This is a strange time. This virus thing has us all tied up in knots. It is demanding all our attention, all our fearful fascination. So that everything else becomes a backseat matter.
And there's good and important stuff in that backseat. There's International Women's Day coming up and also Purim, where we celebrate Esther and Vashti, who are two International Women whose stories we carry forward.
And there's thought and discussion to be had about what it means that on the week leading into International Women's day, the leading woman contender for the presidency has to leave the race, so that a lot of us will end up voting for a white man for the first time in 20 years. And on the other hand, what does it mean that one of the candidates is a Jew? Will that be good for the Jews? Is this what we've been waiting for? Or are we feeling just a little nervous?
But we haven't gotten to explore these questions because we are caught up in the direness of this epidemic that is beginning to blossom around us. And it might be awful. Or it might be less awful.
But it has our fear firing on all cylinders. It touches all of our past fear, particularly the feelings we had from the fires and last year's power outages. That is the fear that is familiar. And it is hard, in prepping for this virus, to not want to put out flashlights and batteries and pack a go-bag, because that's what this adrenaline state is used to asking of us.
So one invitation for us might be to just breathe out the panic. This is not a fire. This is not a power outage. There is no place we should be fleeing to. Panic does not help us. Hot water and soap help us. So let's breathe out some of the panic, and breathe in the awareness that we have tools to keep ourselves safe, and we will be refining those over the next couple weeks – whether it's greeting each other with namaste posture or Cohanic y'varech'cha hands or elbow bumps. We old dogs can learn some new tricks.
I confess I chuckle when I hear the name of the virus abbreviated to COVID-19. Koved in Hebrew means heaviness, weightiness. And I feel the heaviness of the responsibility ahead of us – the responsibility not to panic, the responsibility to learn and help each other learn the ways to stay healthy. And I feel the weight of the not-knowing – not knowing how exactly this will unfold.

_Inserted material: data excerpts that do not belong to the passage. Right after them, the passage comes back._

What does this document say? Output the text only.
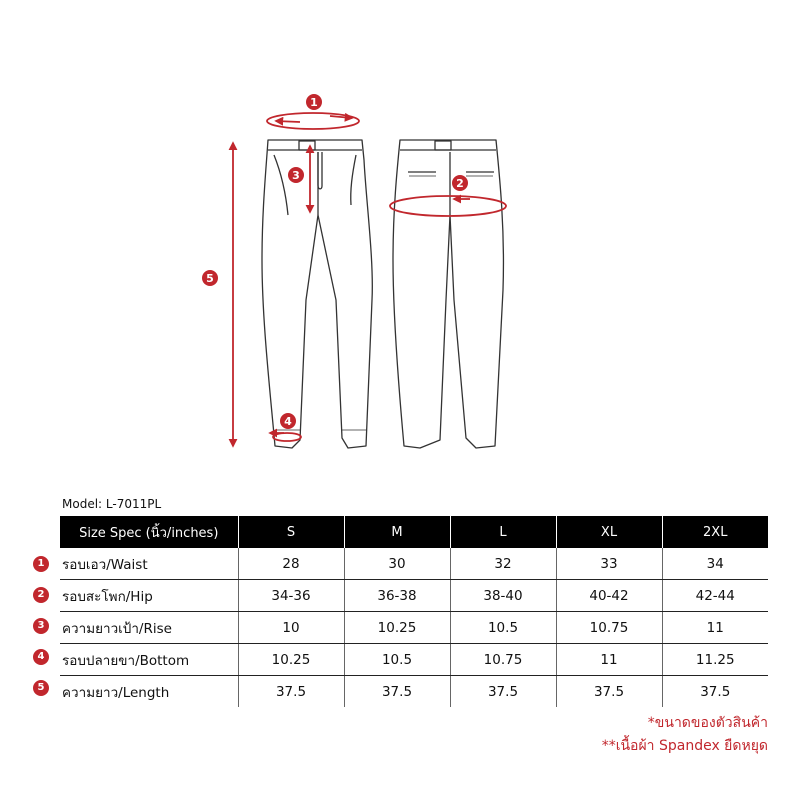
1
2
3
4
5
Model: L-7011PL
1
2
3
4
5
Size Spec (นิ้ว/inches)	S	M	L	XL	2XL
รอบเอว/Waist	28	30	32	33	34
รอบสะโพก/Hip	34-36	36-38	38-40	40-42	42-44
ความยาวเป้า/Rise	10	10.25	10.5	10.75	11
รอบปลายขา/Bottom	10.25	10.5	10.75	11	11.25
ความยาว/Length	37.5	37.5	37.5	37.5	37.5
*ขนาดของตัวสินค้า
**เนื้อผ้า Spandex ยืดหยุด
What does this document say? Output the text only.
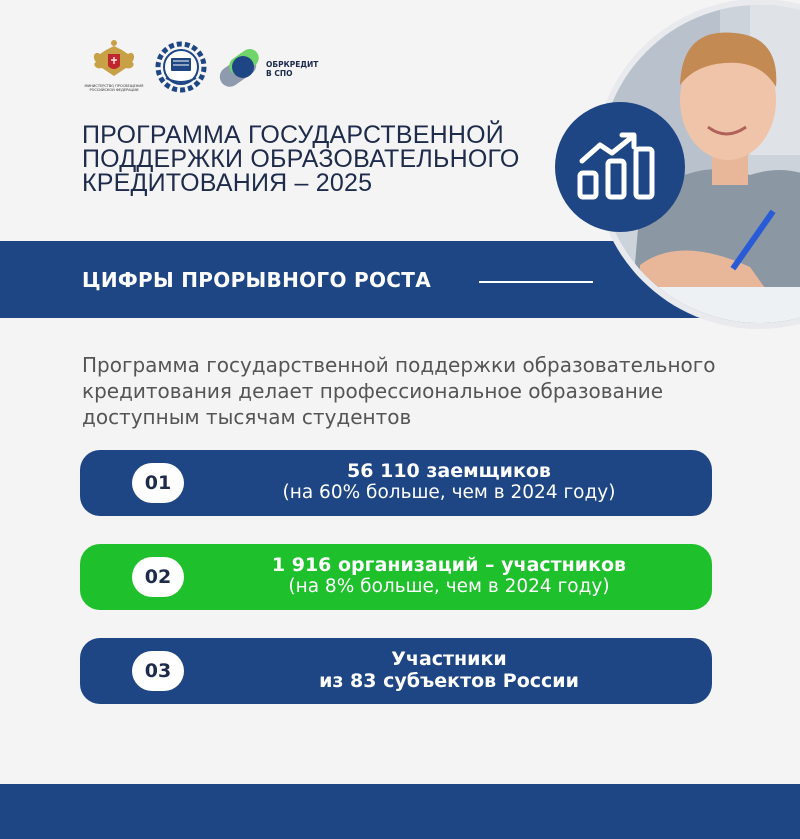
МИНИСТЕРСТВО ПРОСВЕЩЕНИЯ РОССИЙСКОЙ ФЕДЕРАЦИИ
ОБРКРЕДИТ
В СПО
ПРОГРАММА ГОСУДАРСТВЕННОЙ ПОДДЕРЖКИ ОБРАЗОВАТЕЛЬНОГО КРЕДИТОВАНИЯ – 2025
ЦИФРЫ ПРОРЫВНОГО РОСТА
Программа государственной поддержки образовательного кредитования делает профессиональное образование доступным тысячам студентов
01
56 110 заемщиков
(на 60% больше, чем в 2024 году)
02
1 916 организаций – участников
(на 8% больше, чем в 2024 году)
03
Участники
из 83 субъектов России
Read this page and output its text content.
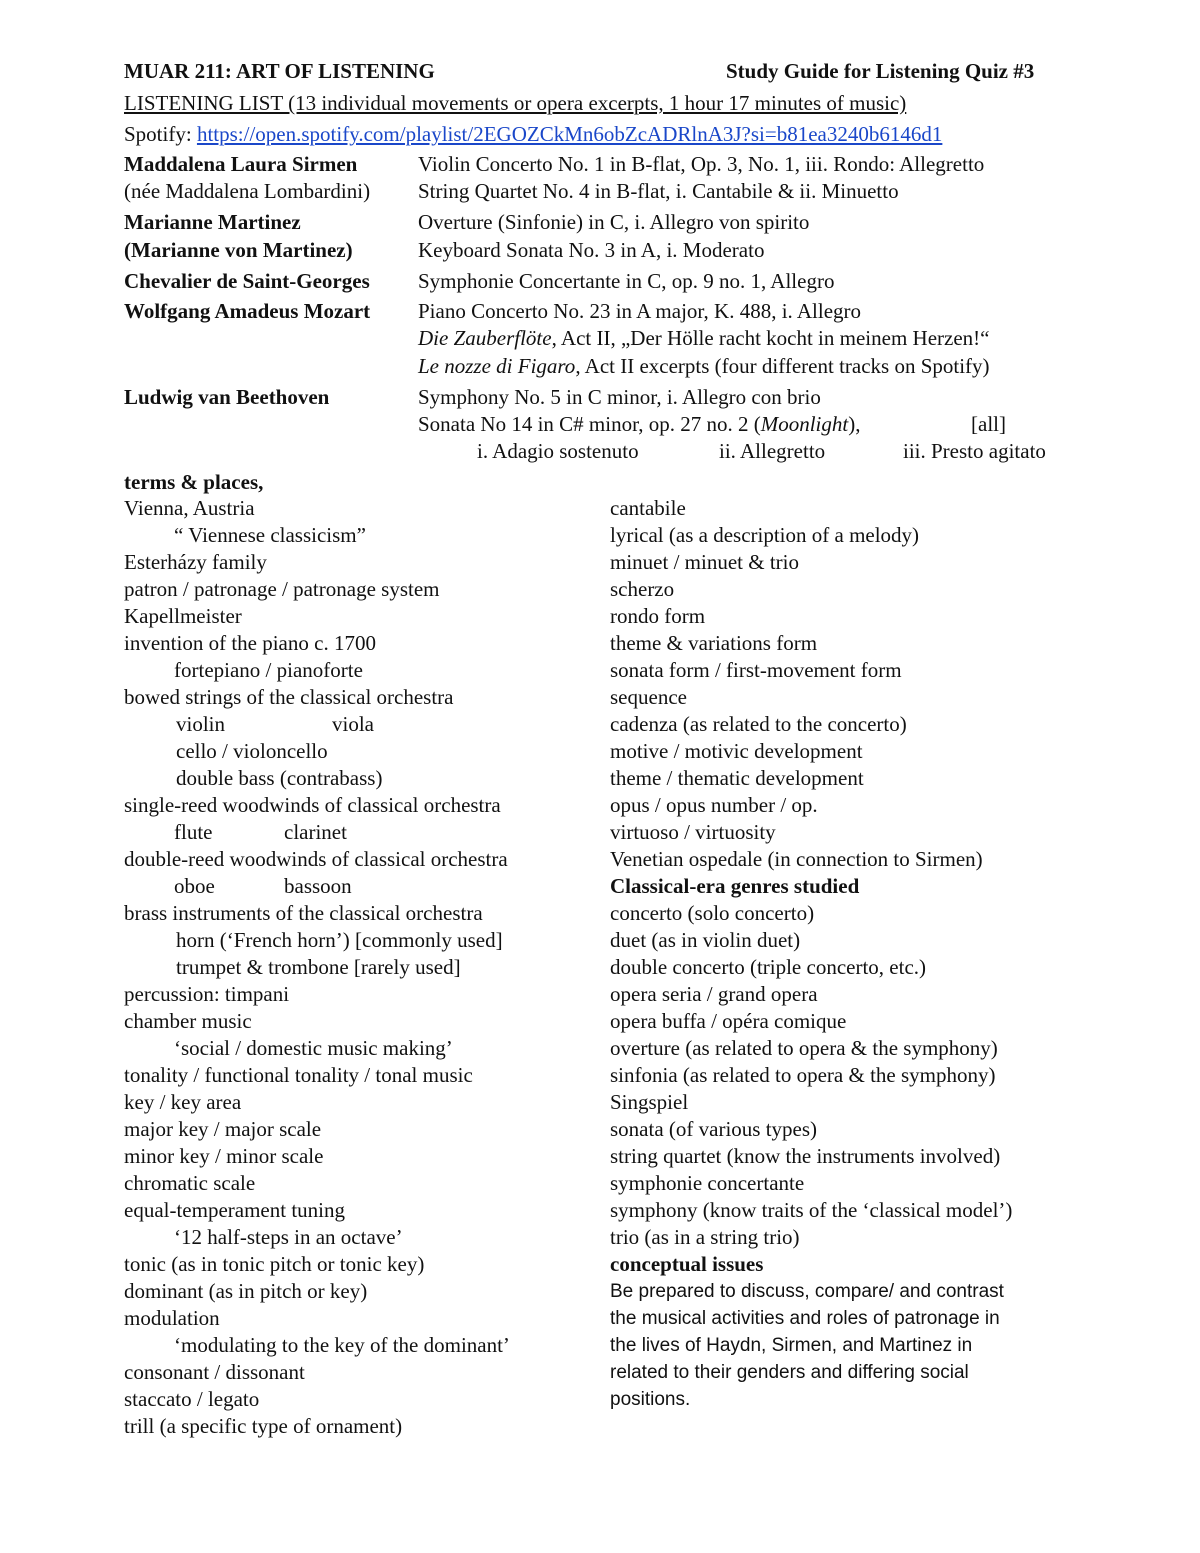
MUAR 211: ART OF LISTENING	Study Guide for Listening Quiz #3
LISTENING LIST (13 individual movements or opera excerpts, 1 hour 17 minutes of music)
Spotify: https://open.spotify.com/playlist/2EGOZCkMn6obZcADRlnA3J?si=b81ea3240b6146d1
Maddalena Laura Sirmen	Violin Concerto No. 1 in B-flat, Op. 3, No. 1, iii. Rondo: Allegretto
(née Maddalena Lombardini) String Quartet No. 4 in B-flat, i. Cantabile & ii. Minuetto
Marianne Martinez	Overture (Sinfonie) in C, i. Allegro von spirito
(Marianne von Martinez)	Keyboard Sonata No. 3 in A, i. Moderato
Chevalier de Saint-Georges Symphonie Concertante in C, op. 9 no. 1, Allegro
Wolfgang Amadeus Mozart Piano Concerto No. 23 in A major, K. 488, i. Allegro
Die Zauberflöte, Act II, „Der Hölle racht kocht in meinem Herzen!“
Le nozze di Figaro, Act II excerpts (four different tracks on Spotify)
Ludwig van Beethoven	Symphony No. 5 in C minor, i. Allegro con brio
Sonata No 14 in C# minor, op. 27 no. 2 (Moonlight),	[all]
i. Adagio sostenuto	ii. Allegretto	iii. Presto agitato
terms & places,
Vienna, Austria
“ Viennese classicism”
Esterházy family
patron / patronage / patronage system
Kapellmeister
invention of the piano c. 1700
fortepiano / pianoforte
bowed strings of the classical orchestra
violin	viola
cello / violoncello
double bass (contrabass)
single-reed woodwinds of classical orchestra
flute	clarinet
double-reed woodwinds of classical orchestra
oboe	bassoon
brass instruments of the classical orchestra
horn (‘French horn’) [commonly used]
trumpet & trombone [rarely used]
percussion: timpani
chamber music
‘social / domestic music making’
tonality / functional tonality / tonal music
key / key area
major key / major scale
minor key / minor scale
chromatic scale
equal-temperament tuning
‘12 half-steps in an octave’
tonic (as in tonic pitch or tonic key)
dominant (as in pitch or key)
modulation
‘modulating to the key of the dominant’
consonant / dissonant
staccato / legato
trill (a specific type of ornament)
cantabile
lyrical (as a description of a melody)
minuet / minuet & trio
scherzo
rondo form
theme & variations form
sonata form / first-movement form
sequence
cadenza (as related to the concerto)
motive / motivic development
theme / thematic development
opus / opus number / op.
virtuoso / virtuosity
Venetian ospedale (in connection to Sirmen)
Classical-era genres studied
concerto (solo concerto)
duet (as in violin duet)
double concerto (triple concerto, etc.)
opera seria / grand opera
opera buffa / opéra comique
overture (as related to opera & the symphony)
sinfonia (as related to opera & the symphony)
Singspiel
sonata (of various types)
string quartet (know the instruments involved)
symphonie concertante
symphony (know traits of the ‘classical model’)
trio (as in a string trio)
conceptual issues
Be prepared to discuss, compare/ and contrast
the musical activities and roles of patronage in
the lives of Haydn, Sirmen, and Martinez in
related to their genders and differing social
positions.
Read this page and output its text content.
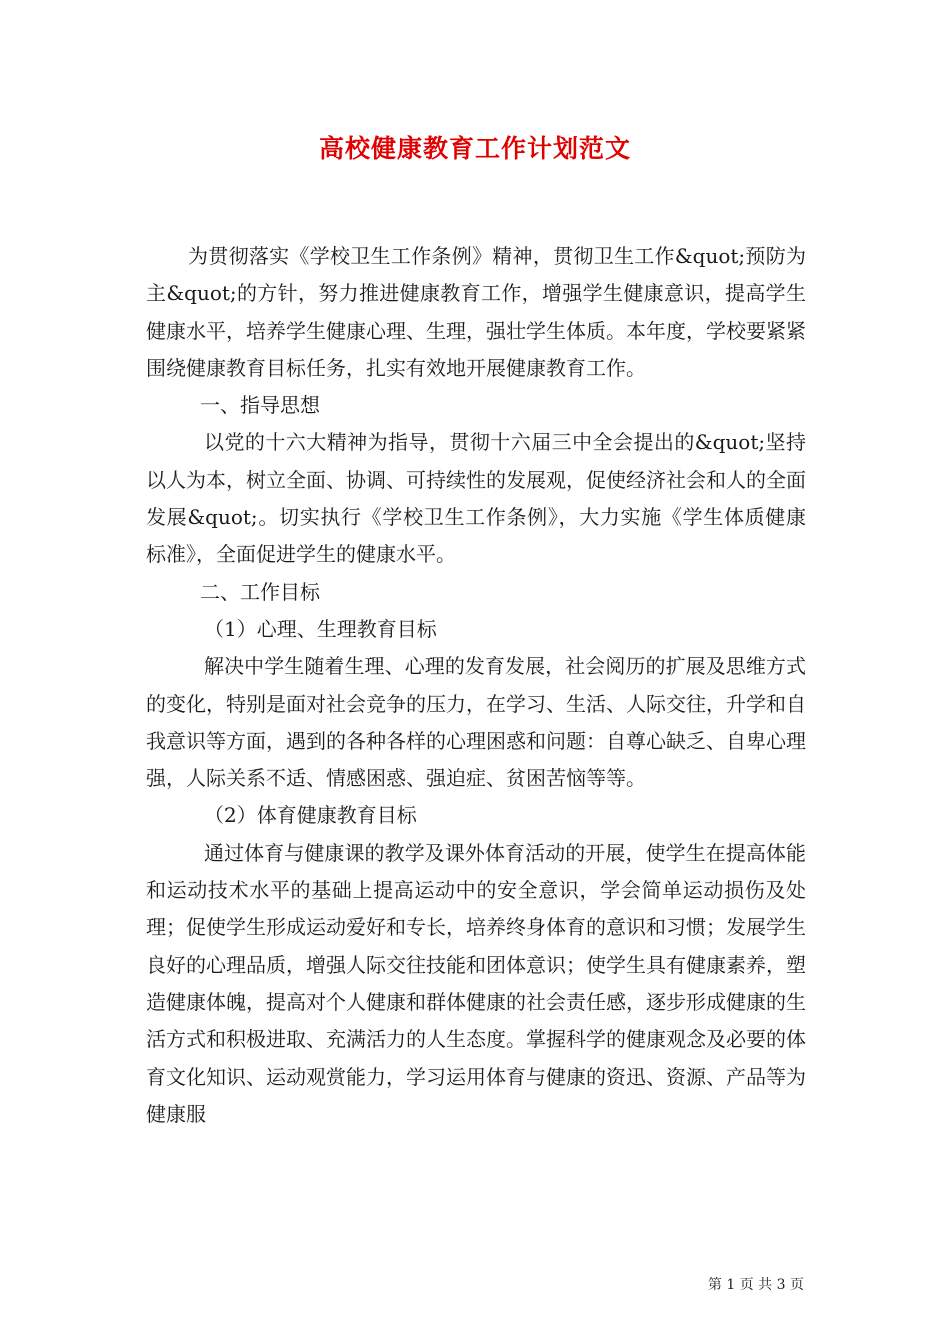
高校健康教育工作计划范文

为贯彻落实《学校卫生工作条例》精神，贯彻卫生工作&quot;预防为主&quot;的方针，努力推进健康教育工作，增强学生健康意识，提高学生健康水平，培养学生健康心理、生理，强壮学生体质。本年度，学校要紧紧围绕健康教育目标任务，扎实有效地开展健康教育工作。

一、指导思想

以党的十六大精神为指导，贯彻十六届三中全会提出的&quot;坚持以人为本，树立全面、协调、可持续性的发展观，促使经济社会和人的全面发展&quot;。切实执行《学校卫生工作条例》，大力实施《学生体质健康标准》，全面促进学生的健康水平。

二、工作目标

（1）心理、生理教育目标

解决中学生随着生理、心理的发育发展，社会阅历的扩展及思维方式的变化，特别是面对社会竞争的压力，在学习、生活、人际交往，升学和自我意识等方面，遇到的各种各样的心理困惑和问题：自尊心缺乏、自卑心理强，人际关系不适、情感困惑、强迫症、贫困苦恼等等。

（2）体育健康教育目标

通过体育与健康课的教学及课外体育活动的开展，使学生在提高体能和运动技术水平的基础上提高运动中的安全意识，学会简单运动损伤及处理；促使学生形成运动爱好和专长，培养终身体育的意识和习惯；发展学生良好的心理品质，增强人际交往技能和团体意识；使学生具有健康素养，塑造健康体魄，提高对个人健康和群体健康的社会责任感，逐步形成健康的生活方式和积极进取、充满活力的人生态度。掌握科学的健康观念及必要的体育文化知识、运动观赏能力，学习运用体育与健康的资迅、资源、产品等为健康服

第 1 页 共 3 页
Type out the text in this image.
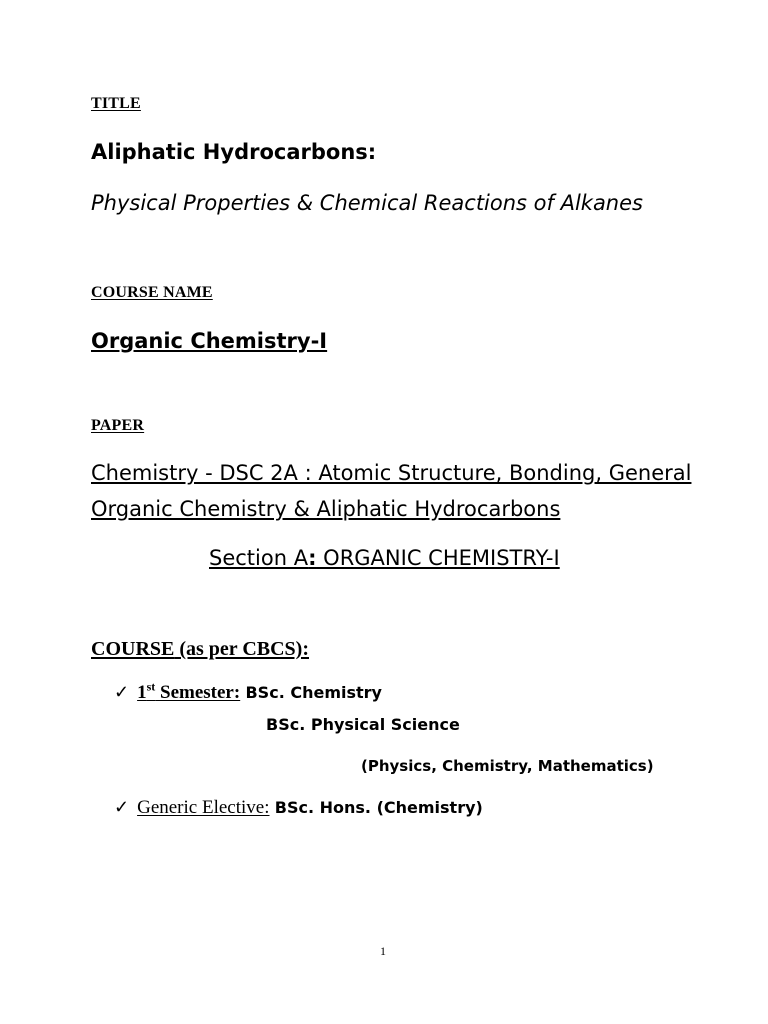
TITLE
Aliphatic Hydrocarbons:
Physical Properties & Chemical Reactions of Alkanes
COURSE NAME
Organic Chemistry-I
PAPER
Chemistry - DSC 2A : Atomic Structure, Bonding, General
Organic Chemistry & Aliphatic Hydrocarbons
Section A: ORGANIC CHEMISTRY-I
COURSE (as per CBCS):
✓ 1st Semester: BSc. Chemistry
BSc. Physical Science
(Physics, Chemistry, Mathematics)
✓ Generic Elective: BSc. Hons. (Chemistry)
1
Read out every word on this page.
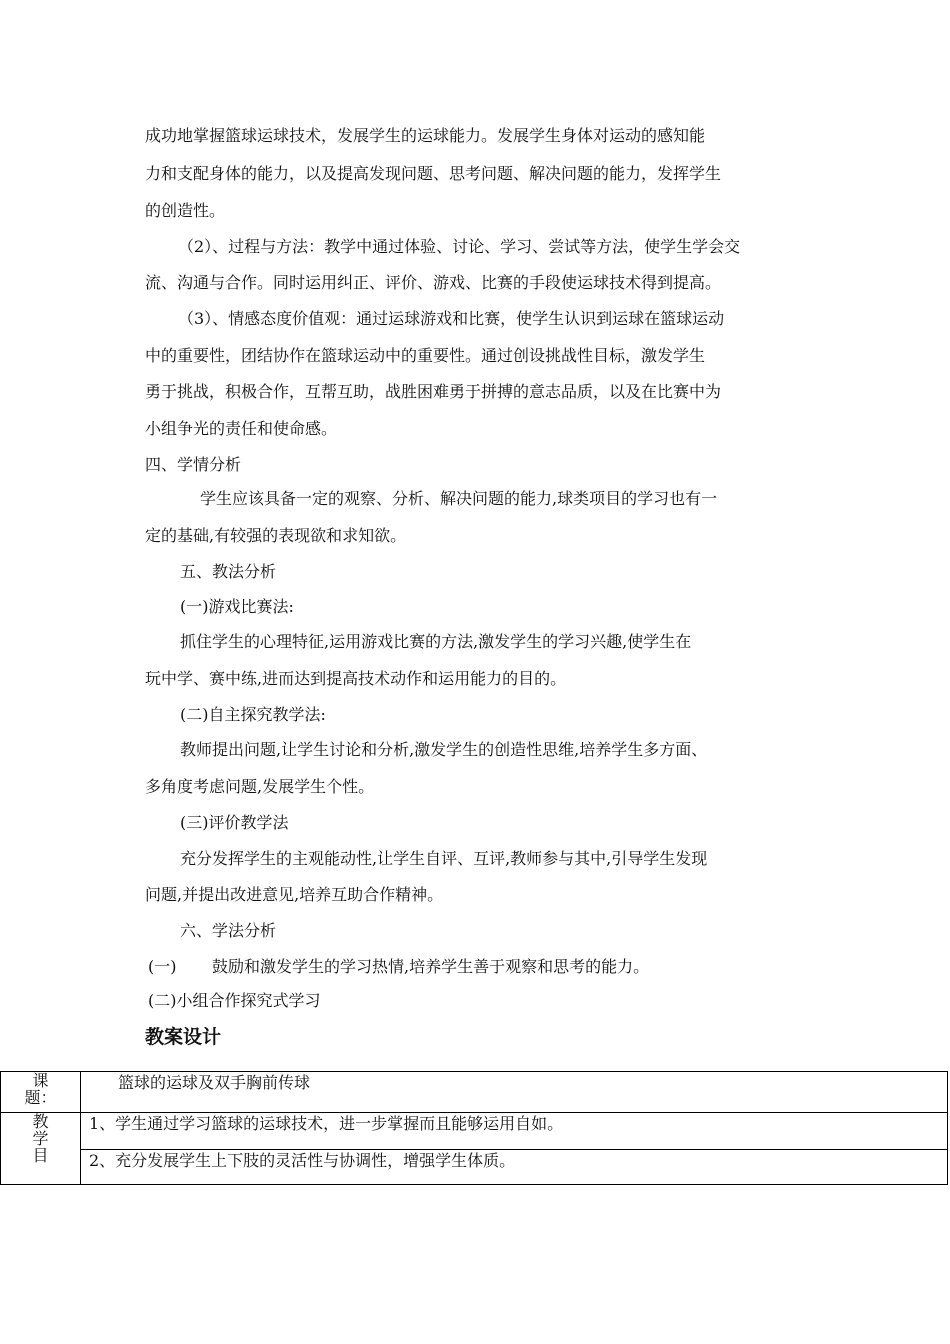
成功地掌握篮球运球技术，发展学生的运球能力。发展学生身体对运动的感知能
力和支配身体的能力，以及提高发现问题、思考问题、解决问题的能力，发挥学生
的创造性。
（2）、过程与方法：教学中通过体验、讨论、学习、尝试等方法，使学生学会交
流、沟通与合作。同时运用纠正、评价、游戏、比赛的手段使运球技术得到提高。
（3）、情感态度价值观：通过运球游戏和比赛，使学生认识到运球在篮球运动
中的重要性，团结协作在篮球运动中的重要性。通过创设挑战性目标，激发学生
勇于挑战，积极合作，互帮互助，战胜困难勇于拼搏的意志品质，以及在比赛中为
小组争光的责任和使命感。
四、学情分析
学生应该具备一定的观察、分析、解决问题的能力,球类项目的学习也有一
定的基础,有较强的表现欲和求知欲。
五、教法分析
(一)游戏比赛法:
抓住学生的心理特征,运用游戏比赛的方法,激发学生的学习兴趣,使学生在
玩中学、赛中练,进而达到提高技术动作和运用能力的目的。
(二)自主探究教学法:
教师提出问题,让学生讨论和分析,激发学生的创造性思维,培养学生多方面、
多角度考虑问题,发展学生个性。
(三)评价教学法
充分发挥学生的主观能动性,让学生自评、互评,教师参与其中,引导学生发现
问题,并提出改进意见,培养互助合作精神。
六、学法分析
(一) 鼓励和激发学生的学习热情,培养学生善于观察和思考的能力。
(二)小组合作探究式学习
教案设计
课
题：	篮球的运球及双手胸前传球

教
学
目	1、学生通过学习篮球的运球技术，进一步掌握而且能够运用自如。
	2、充分发展学生上下肢的灵活性与协调性，增强学生体质。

Koved in Yiddish means honor, respect. And I am called to honor the complexity of the Creation we live in. This Creation in which uncountable species compete for space and survival, including the tiniest ones, who can sometimes take down the mightiest among us. Species who, unlike humans, are not guided by malice, but simply by being what they are.
And on the other hand, to offer koved, respect, to the wonder of us, the wonder of humanity, that we are frail and vulnerable and as a result we create and we sing and we make beauty out of our frailty and we build community to be stronger together than we are on our own. We humans are strong and resilient. We spend our lives wandering between health and sickness and back to health again, over and over, just about always making it through.
This is how we have evolved; this is the Universe in which we have evolved. This is Creation. And it is hard not to feel awe.
And so we will get through this. If we have to stay at home more. Read books. Wash our hands like our mothers told us to. Eat cans of vegetarian chili. Talk to each other on the phone. Pray together or welcome Shabbat together by Zoom or Skype or Google Hangout –– we will find our ingenious ways of being fully human: caring, creative, innovative, amusing.
Because that is what our species does. And our meeting that other species will be cause to remember it. And so I offer koved, respect, honor, to all of us, our bodies and our neshomes, to all humanity.
May all who are sick be healed. May all who are well stay well. And may we hold this time in awe and in love, as a species and as a community, hardwired for healing, compassion, and care.